A satirical self-portrait, 2000

“Please sir, you can take my Fendi baguette, you can take my ring and my watch, but don’t take my Manolo Blahniks.” – Carrie Bradshaw

Manolo Blahnik for Marie-Antoinette

Carrie Bradshaw wore them, Marie-Antoinette wore them: the wonderful shoes by the one-and-only Manolo Blahnik.

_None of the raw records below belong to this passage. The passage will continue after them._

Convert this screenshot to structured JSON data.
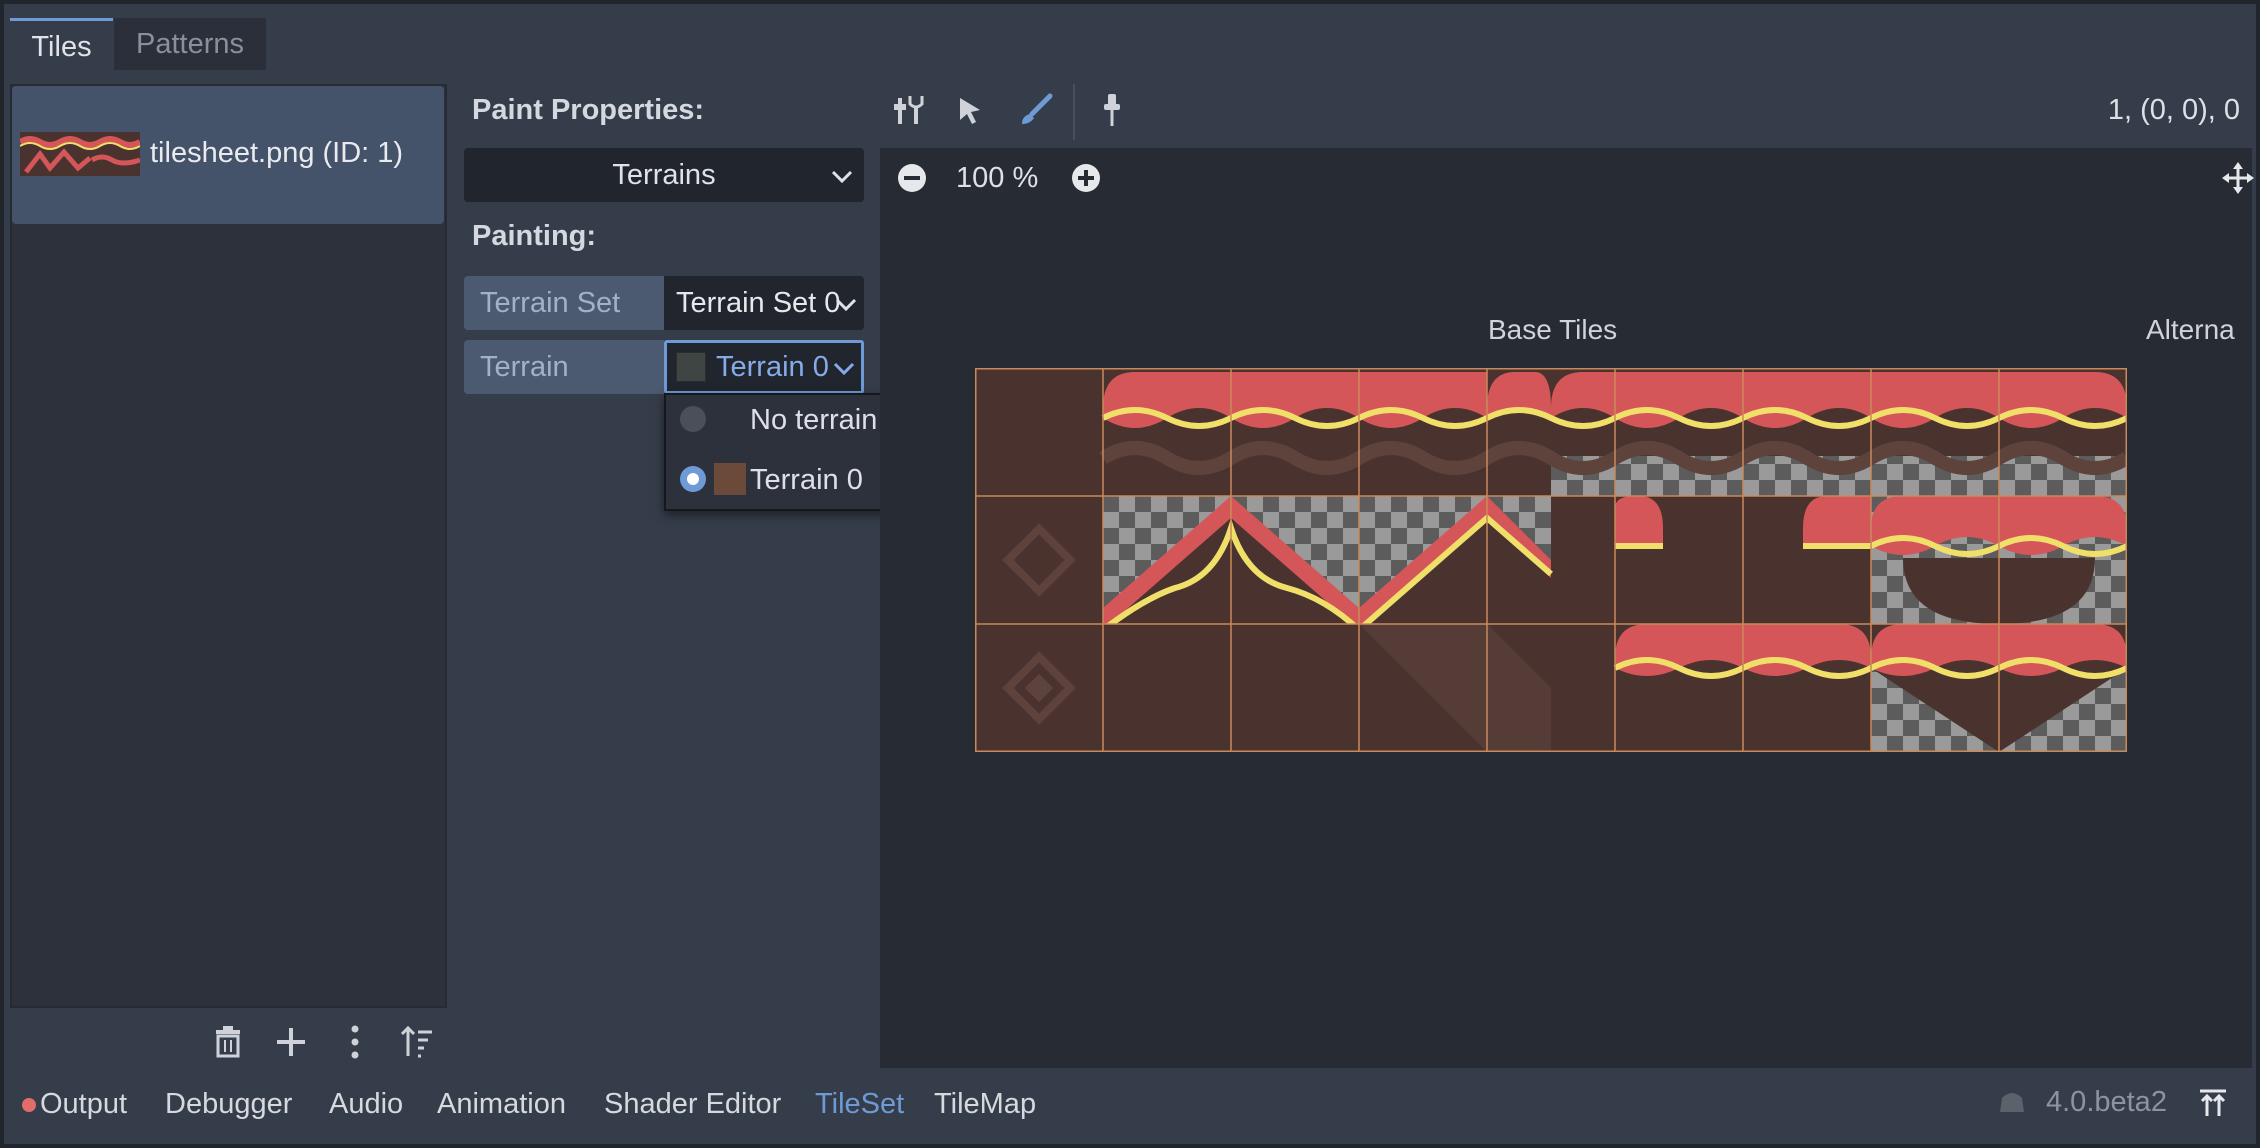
{
  "tabs": [
    {
      "label": "Tiles",
      "active": true
    },
    {
      "label": "Patterns",
      "active": false
    }
  ],
  "sources": [
    {
      "label": "tilesheet.png (ID: 1)",
      "selected": true
    }
  ],
  "source_actions": [
    "trash-icon",
    "add-icon",
    "more-vertical-icon",
    "sort-icon"
  ],
  "paint": {
    "header": "Paint Properties:",
    "mode": "Terrains",
    "painting_header": "Painting:",
    "terrain_set_label": "Terrain Set",
    "terrain_set_value": "Terrain Set 0",
    "terrain_label": "Terrain",
    "terrain_value": "Terrain 0"
  },
  "terrain_popup": {
    "options": [
      {
        "label": "No terrain",
        "selected": false
      },
      {
        "label": "Terrain 0",
        "selected": true,
        "color": "#6b4a3a"
      }
    ]
  },
  "toolbar": {
    "tools": [
      "setup-tool-icon",
      "select-tool-icon",
      "paint-brush-icon",
      "picker-icon"
    ],
    "active_tool": "paint-brush-icon",
    "coords": "1, (0, 0), 0"
  },
  "zoom": {
    "value": "100 %"
  },
  "atlas": {
    "base_label": "Base Tiles",
    "alt_label": "Alterna"
  },
  "bottom_tabs": [
    {
      "label": "Output",
      "active": false,
      "has_alert": true
    },
    {
      "label": "Debugger",
      "active": false
    },
    {
      "label": "Audio",
      "active": false
    },
    {
      "label": "Animation",
      "active": false
    },
    {
      "label": "Shader Editor",
      "active": false
    },
    {
      "label": "TileSet",
      "active": true
    },
    {
      "label": "TileMap",
      "active": false
    }
  ],
  "version": "4.0.beta2",
  "colors": {
    "accent": "#6e9ad6",
    "alert": "#e06c6c",
    "tile_red": "#d45658",
    "tile_yellow": "#f0e06a",
    "tile_dirt": "#4a332e"
  }
}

Born in the Canary Islands in 1942, Manolo Blahnik was brought up on the banana plantation owned by his Czech father and Spanish mother. The family often travelled to Paris and Madrid, where his parents ordered clothes from his mother’s favourite couturiers, like Cristobál Balenciaga. His mother, being an avid shoe lover, persuaded the local Canary Islands cobbler to teach her how to make Catalan espadrilles from ribbons and laces. Manolo loved to watch her making them. “I’m sure I acquired my interest in shoes genetically or at least through my fingers, when I was allowed to touch them as they were made,” he later claimed.

In 1965, he left Geneva for Paris to study art and made ends meet by working at GO, a vintage clothes store on rue de Bonaparte. Paloma Picasso, a friend from Paris, arranged for him to meet Diana Vreeland, the editor of US Vogue. When she looked at his drawings, Vreeland exclaimed: “How amusing. Amusing. You can do accessories very well. Why don’t you do that? Go make shoes. Your shoes in these drawings are so amusing.”

Fantasy Summer, 2000

Manolo began designing for Zapata, a boutique on Old Church Street in Chelsea. In 1972 Ossie Clark, the famed fashion designer, asked him to design the shoes for his next collection. The shoes looked extraordinary – one pair sported red cherries entwined around the ankles and a vertiginous heel. By then, his shoes at Zapata were sought after by Vogue editors, such as Grace Coddington, and hip young actresses like Jane Birkin and Charlotte Rampling. In 1974, he became the first man to appear on the cover of British Vogue – photographed in a passionate clutch with Angelica Huston by David Bailey.

on the cover of Vogue in 1974

By the 1980s, Blahnik had settled upon a successful formula for his collections: a combination of “occasional avant garde looks for the affluent few” and “good solid looks that will wear forever.” Manolo has also designed numerous collections for John Galliano’s Dior collections.

“I have the advantage of study. I’ve been studying the art of the shoe… for over twenty years. I know every process. I know how to cut and cut away here (the side of the shoe) and still make it so that it stays on the foot. And the secret of toe cleavage, a very important part of the sexuality of the shoe. You must only show the first two cracks. And the heel. Even if it’s twelve centimetres high it still has to feel secure – and that’s a question of balance. That’s why I carve each heel personally myself – on the machine and then by hand with a chisel and file, until it’s exactly right.” – Manolo in an interview with Colin McDowell

Green Crocodile, 1995

There are some that criticize Manolo Blahnik as being too conservative and not fashion forward. I say: that’s crazy! Sure, Manolo doesn’t follow trends because his shoes are timeless. Yes, both Jimmy Choo and Christian Louboutin (♥) have taken away some of the spotlight away from Manolo recently but he is still the shoe God as far as I’m concerned. I am a Manolo girl. Always been one (even before Carrie Bradshaw).

Let’s take a look are some wedding contenders…

Farinelli in silver

Farinelli in gold

(fit for a queen)

(Carrie Bradshaw’s favourites. She wore them in the ‘something blue’ colour)

Sedaraby in silver (also available in white satin)
Sedaraby in gold

Now I know the meaning of ‘true love’.